Capstone Presentation

JP Dunlap
June 9, 2018

Word Prediction Shiny App

Designed to read user inputted text and predict the next word based on a specific machine learning algorithm using a large corpus of text as a source.

Design goals include accuracy and speed.

Background

As the head of the claims analysis division, you have tasked us with looking at ways we can increase the efficiency of the RPA exception process, especially related to incomplete open-ended responses. The approach we agreed on was to develop a machine learning approach to predict the missing or illegible word based on the previous three to 5 words which are available to us. This is our initial proof of concept prototype.

The approach taken to predict the next or missing word uses something called the “Stupid Backoff Algorithm.” Don't be fooled by its name. It was originally described in 2007 by Brants, Popat, Xu, Och, and Dean, all scientist at Google, in an article “Large Language Models in Machine Translation.” It is one of several approaches to using n-gram language models for word prediction. In the simplest sense, n-gram language models use the last “n” words to predict the next word. It turns out that the Stupid Backoff approach is both easier and better than many others.

The Process

In order to create an application that simulates the process that we will use to augment our RPA exception process, we chose to use a Shiny App written in R. Shiny has the ability to create a relatively small and portable app that can be run on multiple platforms.

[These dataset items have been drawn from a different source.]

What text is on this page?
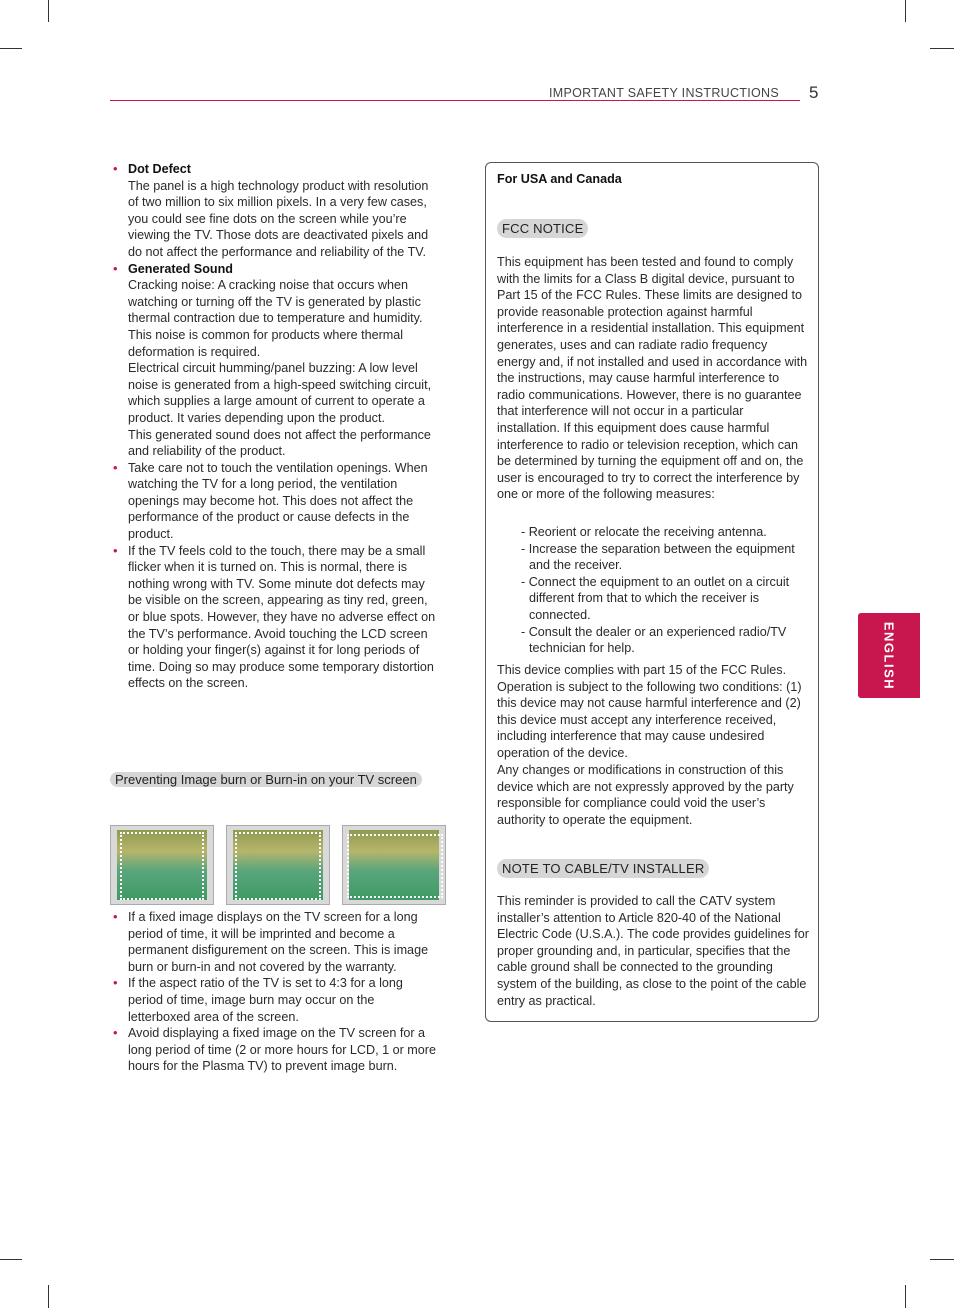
IMPORTANT SAFETY INSTRUCTIONS 5
ENGLISH
• Dot Defect
The panel is a high technology product with resolution of two million to six million pixels. In a very few cases, you could see fine dots on the screen while you’re viewing the TV. Those dots are deactivated pixels and do not affect the performance and reliability of the TV.
• Generated Sound
Cracking noise: A cracking noise that occurs when watching or turning off the TV is generated by plastic thermal contraction due to temperature and humidity. This noise is common for products where thermal deformation is required.
Electrical circuit humming/panel buzzing: A low level noise is generated from a high-speed switching circuit, which supplies a large amount of current to operate a product. It varies depending upon the product.
This generated sound does not affect the performance and reliability of the product.
• Take care not to touch the ventilation openings. When watching the TV for a long period, the ventilation openings may become hot. This does not affect the performance of the product or cause defects in the product.
• If the TV feels cold to the touch, there may be a small flicker when it is turned on. This is normal, there is nothing wrong with TV. Some minute dot defects may be visible on the screen, appearing as tiny red, green, or blue spots. However, they have no adverse effect on the TV’s performance. Avoid touching the LCD screen or holding your finger(s) against it for long periods of time. Doing so may produce some temporary distortion effects on the screen.
Preventing Image burn or Burn-in on your TV screen
• If a fixed image displays on the TV screen for a long period of time, it will be imprinted and become a permanent disfigurement on the screen. This is image burn or burn-in and not covered by the warranty.
• If the aspect ratio of the TV is set to 4:3 for a long period of time, image burn may occur on the letterboxed area of the screen.
• Avoid displaying a fixed image on the TV screen for a long period of time (2 or more hours for LCD, 1 or more hours for the Plasma TV) to prevent image burn.
For USA and Canada
FCC NOTICE

This equipment has been tested and found to comply with the limits for a Class B digital device, pursuant to Part 15 of the FCC Rules. These limits are designed to provide reasonable protection against harmful interference in a residential installation. This equipment generates, uses and can radiate radio frequency energy and, if not installed and used in accordance with the instructions, may cause harmful interference to radio communications. However, there is no guarantee that interference will not occur in a particular installation. If this equipment does cause harmful interference to radio or television reception, which can be determined by turning the equipment off and on, the user is encouraged to try to correct the interference by one or more of the following measures:

- Reorient or relocate the receiving antenna.
- Increase the separation between the equipment and the receiver.
- Connect the equipment to an outlet on a circuit different from that to which the receiver is connected.
- Consult the dealer or an experienced radio/TV technician for help.

This device complies with part 15 of the FCC Rules. Operation is subject to the following two conditions: (1) this device may not cause harmful interference and (2) this device must accept any interference received, including interference that may cause undesired operation of the device.

Any changes or modifications in construction of this device which are not expressly approved by the party responsible for compliance could void the user’s authority to operate the equipment.

NOTE TO CABLE/TV INSTALLER

This reminder is provided to call the CATV system installer’s attention to Article 820-40 of the National Electric Code (U.S.A.). The code provides guidelines for proper grounding and, in particular, specifies that the cable ground shall be connected to the grounding system of the building, as close to the point of the cable entry as practical.
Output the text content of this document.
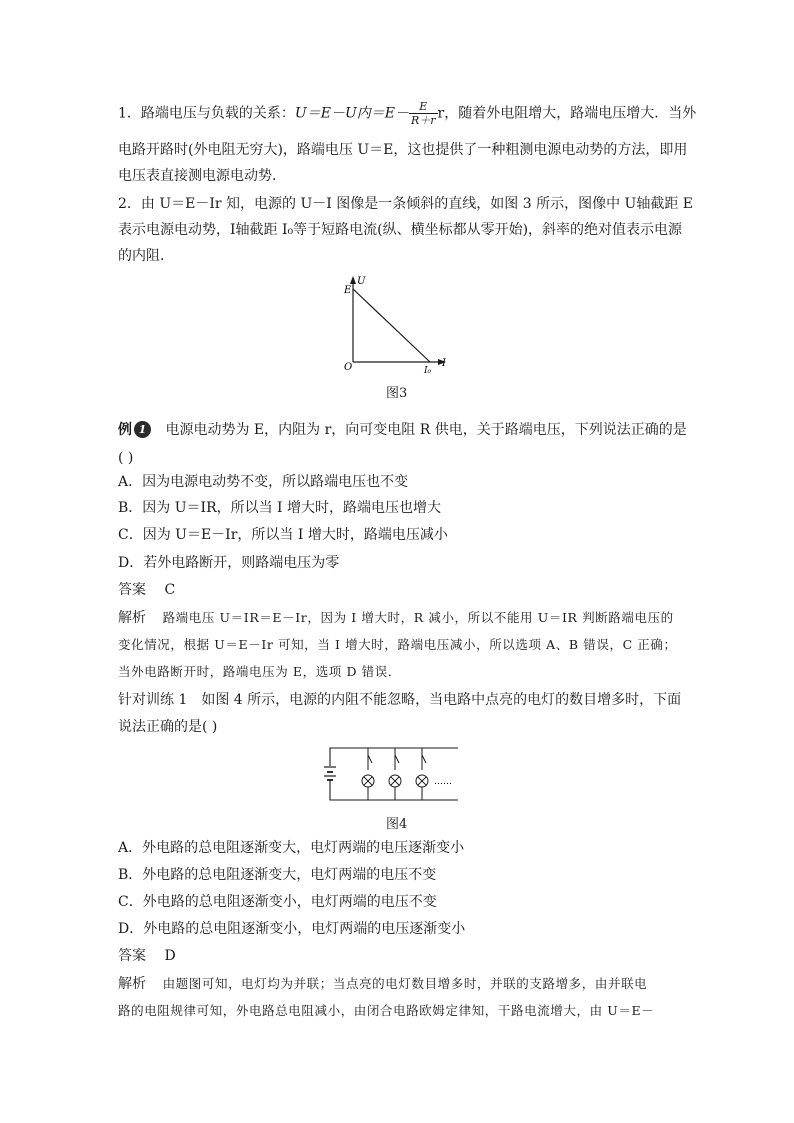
1．路端电压与负载的关系：U＝E－U内$=E- \frac{E}{R+r}$ r，随着外电阻增大，路端电压增大．当外
电路开路时(外电阻无穷大)，路端电压 U＝E，这也提供了一种粗测电源电动势的方法，即用
电压表直接测电源电动势．
2．由 U＝E－Ir 知，电源的 U－I 图像是一条倾斜的直线，如图 3 所示，图像中 U轴截距 E
表示电源电动势，I轴截距 I₀等于短路电流(纵、横坐标都从零开始)，斜率的绝对值表示电源
的内阻．
U
E
O	I₀
I
图3
例 1 电源电动势为 E，内阻为 r，向可变电阻 R 供电，关于路端电压，下列说法正确的是
( )
A．因为电源电动势不变，所以路端电压也不变
B．因为 U＝IR，所以当 I 增大时，路端电压也增大
C．因为 U＝E－Ir，所以当 I 增大时，路端电压减小
D．若外电路断开，则路端电压为零
答案 C
解析 路端电压 U＝IR＝E－Ir，因为 I 增大时，R 减小，所以不能用 U＝IR 判断路端电压的
变化情况，根据 U＝E－Ir 可知，当 I 增大时，路端电压减小，所以选项 A、B 错误，C 正确；
当外电路断开时，路端电压为 E，选项 D 错误．
针对训练 1　如图 4 所示，电源的内阻不能忽略，当电路中点亮的电灯的数目增多时，下面
说法正确的是( )
……
图4
A．外电路的总电阻逐渐变大，电灯两端的电压逐渐变小
B．外电路的总电阻逐渐变大，电灯两端的电压不变
C．外电路的总电阻逐渐变小，电灯两端的电压不变
D．外电路的总电阻逐渐变小，电灯两端的电压逐渐变小
答案 D
解析 由题图可知，电灯均为并联；当点亮的电灯数目增多时，并联的支路增多，由并联电
路的电阻规律可知，外电路总电阻减小，由闭合电路欧姆定律知，干路电流增大，由 U＝E－
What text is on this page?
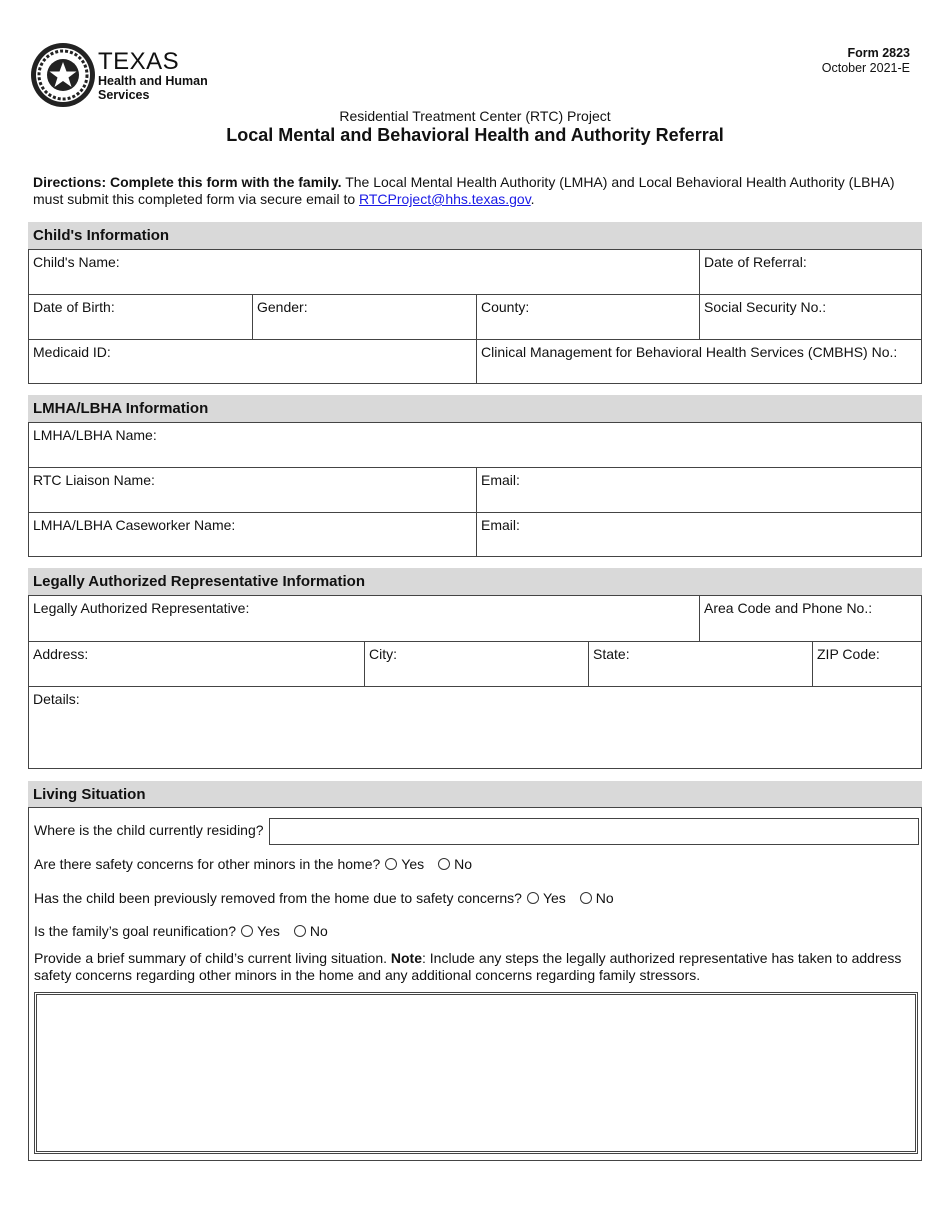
TEXAS
Health and Human Services
Form 2823
October 2021-E
Residential Treatment Center (RTC) Project
Local Mental and Behavioral Health and Authority Referral
Directions: Complete this form with the family. The Local Mental Health Authority (LMHA) and Local Behavioral Health Authority (LBHA) must submit this completed form via secure email to RTCProject@hhs.texas.gov.
Child's Information
Child's Name:	Date of Referral:
Date of Birth:	Gender:	County:	Social Security No.:
Medicaid ID:	Clinical Management for Behavioral Health Services (CMBHS) No.:
LMHA/LBHA Information
LMHA/LBHA Name:
RTC Liaison Name:	Email:
LMHA/LBHA Caseworker Name:	Email:
Legally Authorized Representative Information
Legally Authorized Representative:	Area Code and Phone No.:
Address:	City:	State:	ZIP Code:
Details:
Living Situation
Where is the child currently residing?
Are there safety concerns for other minors in the home? Yes No
Has the child been previously removed from the home due to safety concerns? Yes No
Is the family’s goal reunification? Yes No
Provide a brief summary of child’s current living situation. Note: Include any steps the legally authorized representative has taken to address safety concerns regarding other minors in the home and any additional concerns regarding family stressors.
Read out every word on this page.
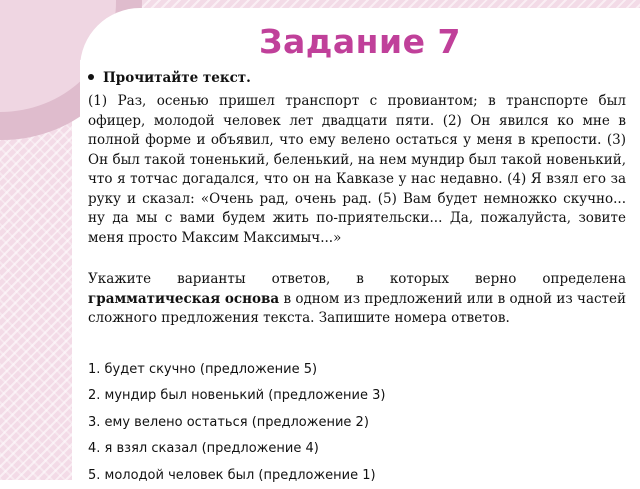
Задание 7
Прочитайте текст.

(1) Раз, осенью пришел транспорт с провиантом; в транспорте был офицер, молодой человек лет двадцати пяти. (2) Он явился ко мне в полной форме и объявил, что ему велено остаться у меня в крепости. (3) Он был такой тоненький, беленький, на нем мундир был такой новенький, что я тотчас догадался, что он на Кавказе у нас недавно. (4) Я взял его за руку и сказал: «Очень рад, очень рад. (5) Вам будет немножко скучно... ну да мы с вами будем жить по-приятельски... Да, пожалуйста, зовите меня просто Максим Максимыч...»

Укажите варианты ответов, в которых верно определена грамматическая основа в одном из предложений или в одной из частей сложного предложения текста. Запишите номера ответов.

1. будет скучно (предложение 5)
2. мундир был новенький (предложение 3)
3. ему велено остаться (предложение 2)
4. я взял сказал (предложение 4)
5. молодой человек был (предложение 1)
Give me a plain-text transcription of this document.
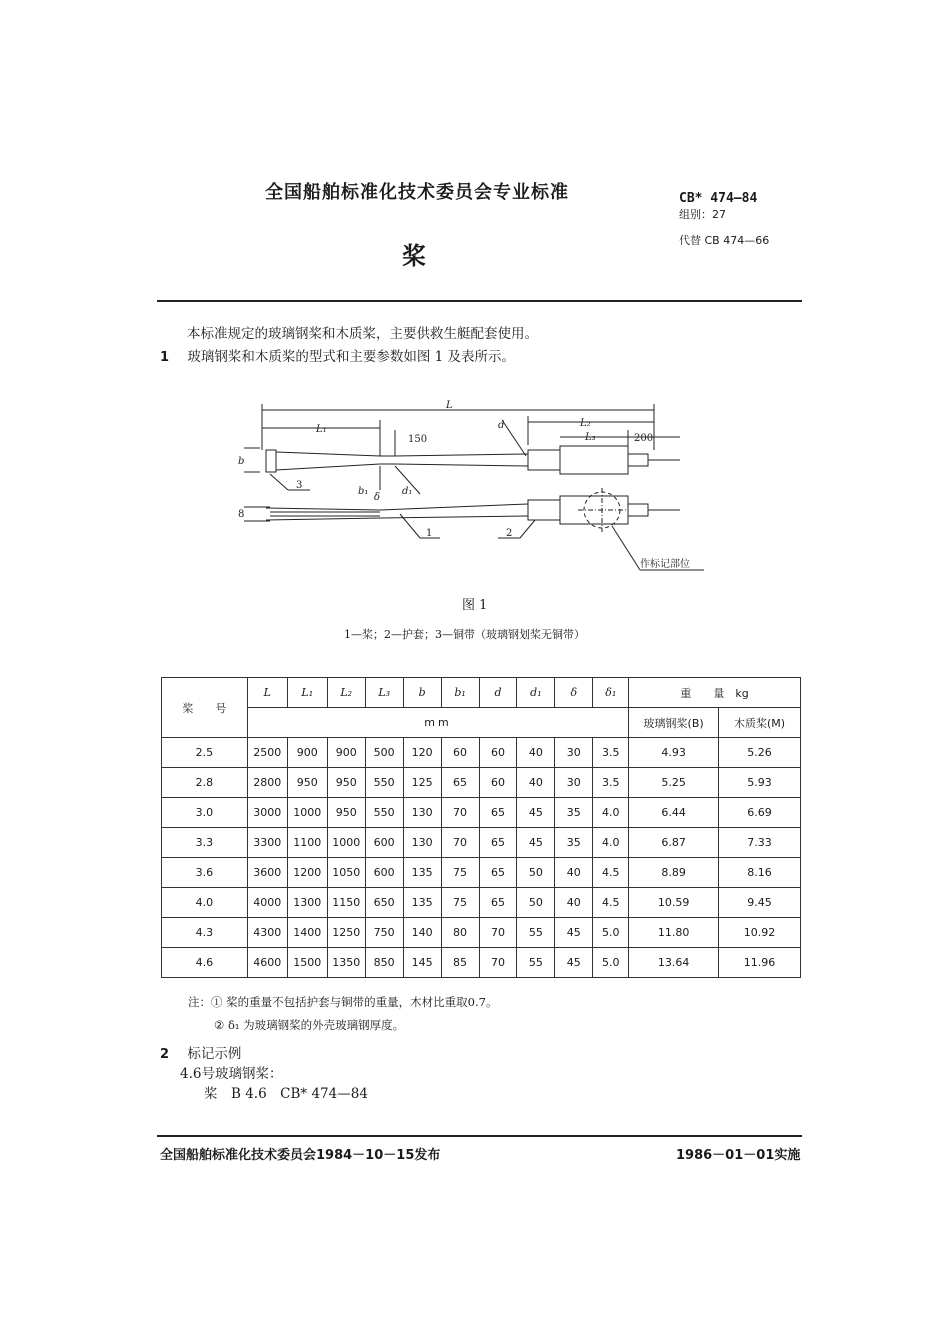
全国船舶标准化技术委员会专业标准	CB* 474—84
组别：27
代替 CB 474—66
桨
本标准规定的玻璃钢桨和木质桨，主要供救生艇配套使用。
1 玻璃钢桨和木质桨的型式和主要参数如图 1 及表所示。
L
L₁
L₂
L₃
150	200
d
b
8
b₁
δ
d₁
3
1	2
作标记部位
图 1
1—桨；2—护套；3—铜带（玻璃钢划桨无铜带）
桨　　号	L	L₁	L₂	L₃	b	b₁	d	d₁	δ	δ₁	重　　量　kg	
	mm										玻璃钢桨(B)	木质桨(M)
2.5	2500	900	900	500	120	60	60	40	30	3.5	4.93	5.26
2.8	2800	950	950	550	125	65	60	40	30	3.5	5.25	5.93
3.0	3000	1000	950	550	130	70	65	45	35	4.0	6.44	6.69
3.3	3300	1100	1000	600	130	70	65	45	35	4.0	6.87	7.33
3.6	3600	1200	1050	600	135	75	65	50	40	4.5	8.89	8.16
4.0	4000	1300	1150	650	135	75	65	50	40	4.5	10.59	9.45
4.3	4300	1400	1250	750	140	80	70	55	45	5.0	11.80	10.92
4.6	4600	1500	1350	850	145	85	70	55	45	5.0	13.64	11.96
注：① 桨的重量不包括护套与铜带的重量，木材比重取0.7。
② δ₁ 为玻璃钢桨的外壳玻璃钢厚度。
2 标记示例
4.6号玻璃钢桨：
桨　B 4.6　CB* 474—84
全国船舶标准化技术委员会1984－10－15发布	1986－01－01实施
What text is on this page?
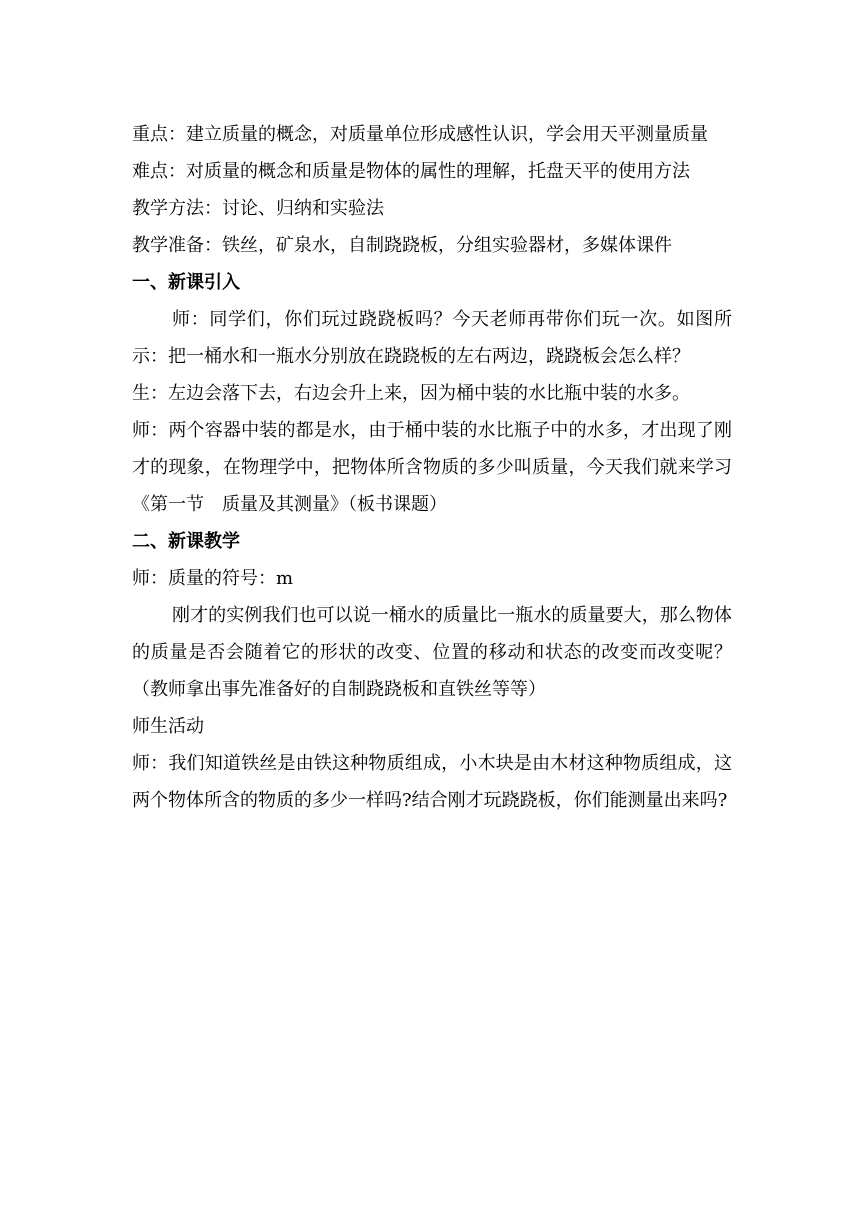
重点：建立质量的概念，对质量单位形成感性认识，学会用天平测量质量

难点：对质量的概念和质量是物体的属性的理解，托盘天平的使用方法

教学方法：讨论、归纳和实验法

教学准备：铁丝，矿泉水，自制跷跷板，分组实验器材，多媒体课件

一、新课引入

师：同学们，你们玩过跷跷板吗？今天老师再带你们玩一次。如图所示：把一桶水和一瓶水分别放在跷跷板的左右两边，跷跷板会怎么样？

生：左边会落下去，右边会升上来，因为桶中装的水比瓶中装的水多。

师：两个容器中装的都是水，由于桶中装的水比瓶子中的水多，才出现了刚才的现象，在物理学中，把物体所含物质的多少叫质量，今天我们就来学习《第一节　质量及其测量》（板书课题）

二、新课教学

师：质量的符号：m

刚才的实例我们也可以说一桶水的质量比一瓶水的质量要大，那么物体的质量是否会随着它的形状的改变、位置的移动和状态的改变而改变呢？（教师拿出事先准备好的自制跷跷板和直铁丝等等）

师生活动

师：我们知道铁丝是由铁这种物质组成，小木块是由木材这种物质组成，这两个物体所含的物质的多少一样吗?结合刚才玩跷跷板，你们能测量出来吗?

The first step of the process was collecting the data used to build the algorithm. In this case we used a corpus of over 3 million words. The corpus was preprocessed to eliminate non-standard characters, non-English words, and other irregular words. The word phrases were then processed into n-grams of 1-grams, 2-grams, 3-grams and 4-grams with probabilities associated with each calculated using the Stupid Backoff Algorithm. This process is very computer intensive, but fortunately only needs to be accomplished one time. Once the n-grams are calculated a relatively small database is built.

The n-grams database, along with two very small bits of R code comprise the Shiny app and they are uploaded to a public app server for our use in prototyping.

The App

Word Prediction App

The app itself is quite simple, the user simply enters a phrase of as many words as they wish. The app immediately begins predicting the four words with the highest probability of being the next word.

In our application, we would normally be feeding it the immediately preceding three or four words in an effort to predict the missing or illegible next word.

Test and Recommendation

For the proof of concept, we ran 5 tests pulled directly from the RPA exceptions log. The APP suggested the next word in each case.

  1. (original text) after he said my (predicted) name
  2. (original text) once again the (predicted) best
  3. (original text) the last thing I (predicted) want
  4. (original text) once again the (predicted) best
  5. (original text) she went into labor at (predicted) home

In each of these cases the machine learning Stupid Backoff algorithm predicted a reasonable next word.

Our recommendation is to implement this approach as a bolt-on to the RPA exception solution engine, and monitor it for 90 days using the existing process. If it looks like the accuracy is reasonable then we can eliminate the monitoring and retask those individuals to a more value-added task.